Where you might be able to make an argument is that most of the established companies, particularly those with P/Es at or below AAPL's, pay out dividends, and that's one main way investors make money off them. The yield is typically 1-2% per year, so you'd still be waiting decades to earn back an investment through dividends alone.
Apple doesn't pay a dividend, and never has, so the only way to make money on it is to buy low and sell high. If you'd snagged it years ago, before the introduction of the iPhone, for instance, then sold today, you'll have made a boatload, several times what you put in. And that isn't a Ponzi scheme: you owned a share of a profitable company, and that company grew because it generated new business and made money doing so. The potential for making that money by riding a company's growth is a contributor to P/E. Apple has a good track record of breaking into new business and expanding, so its P/E is a bit higher. Ford is unlikely to capture a brand new and rapidly growing market sector, so its P/E is lower.

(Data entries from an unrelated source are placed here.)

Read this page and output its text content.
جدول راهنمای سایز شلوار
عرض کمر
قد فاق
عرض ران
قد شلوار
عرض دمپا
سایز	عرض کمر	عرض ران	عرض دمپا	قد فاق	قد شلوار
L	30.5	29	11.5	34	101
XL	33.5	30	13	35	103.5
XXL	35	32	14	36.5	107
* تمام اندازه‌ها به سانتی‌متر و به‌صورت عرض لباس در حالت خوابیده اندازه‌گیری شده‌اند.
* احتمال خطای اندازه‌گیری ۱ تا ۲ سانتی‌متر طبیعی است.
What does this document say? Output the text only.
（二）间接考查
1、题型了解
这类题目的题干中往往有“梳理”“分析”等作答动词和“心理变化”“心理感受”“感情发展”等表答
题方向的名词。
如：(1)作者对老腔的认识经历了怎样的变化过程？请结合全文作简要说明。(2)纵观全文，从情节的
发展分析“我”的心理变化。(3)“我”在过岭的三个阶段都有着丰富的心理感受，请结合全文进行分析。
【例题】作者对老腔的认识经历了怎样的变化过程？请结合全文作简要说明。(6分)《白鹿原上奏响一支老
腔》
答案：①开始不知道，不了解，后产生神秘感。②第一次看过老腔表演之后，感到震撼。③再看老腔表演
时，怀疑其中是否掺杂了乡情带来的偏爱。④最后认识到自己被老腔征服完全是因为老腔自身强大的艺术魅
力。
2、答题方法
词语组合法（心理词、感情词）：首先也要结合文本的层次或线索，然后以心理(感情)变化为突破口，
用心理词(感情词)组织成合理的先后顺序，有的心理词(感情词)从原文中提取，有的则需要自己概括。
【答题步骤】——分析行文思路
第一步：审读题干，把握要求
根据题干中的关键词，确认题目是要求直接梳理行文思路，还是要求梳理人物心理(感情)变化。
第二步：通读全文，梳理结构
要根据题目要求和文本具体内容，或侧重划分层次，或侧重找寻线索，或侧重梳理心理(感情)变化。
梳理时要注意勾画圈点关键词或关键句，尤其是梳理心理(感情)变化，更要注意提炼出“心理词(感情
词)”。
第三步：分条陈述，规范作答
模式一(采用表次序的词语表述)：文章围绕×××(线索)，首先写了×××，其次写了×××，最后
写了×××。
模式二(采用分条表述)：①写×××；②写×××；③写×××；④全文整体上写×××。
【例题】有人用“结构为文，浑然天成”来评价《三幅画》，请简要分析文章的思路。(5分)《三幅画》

Facebook's valuation is a real mystery to me. It's valued at $50 billion. It has 500 million users, which looks like a lot, but that puts it's worth at $100 per user. Do you think you are worth $100 to facebook? Do you know anyone who might be?
The value of a company is generally about 10 times its profit, so facebook should be making $5 billion profit a year, or $10 per user. And that should be profit, not revenue.
$50 billion is also about a third or a quarter of what really big companies like Google, Oracle, Apple and Microsoft are worth. Is facebook really that close to that league? I think anyone buying facebook stock at this price is insane.
Not necessarily "perfectly good". A structurally sound house in the wrong place is not perfect and not really good. In a way, this mirrors the soviet failure, rather than capitalist problems. The soviets assumed that if a factory was working at full speed producing whatever had been specified, it was doing good work. But producing obsolete or excessive goods is a net loss. If you could move houses from the rustbelt to the sunbelt, your observation might be true. But you cannot, and it is better to scale back the shrinking communities to a functional size than continue to mimic a city with four times the population.
(Or you can try to relocate jobs to where the houses are. if you succeed in that, your fortune is made, just on the lecture circuit).
Consciousness is an illusion caused by an excess of self consciousness.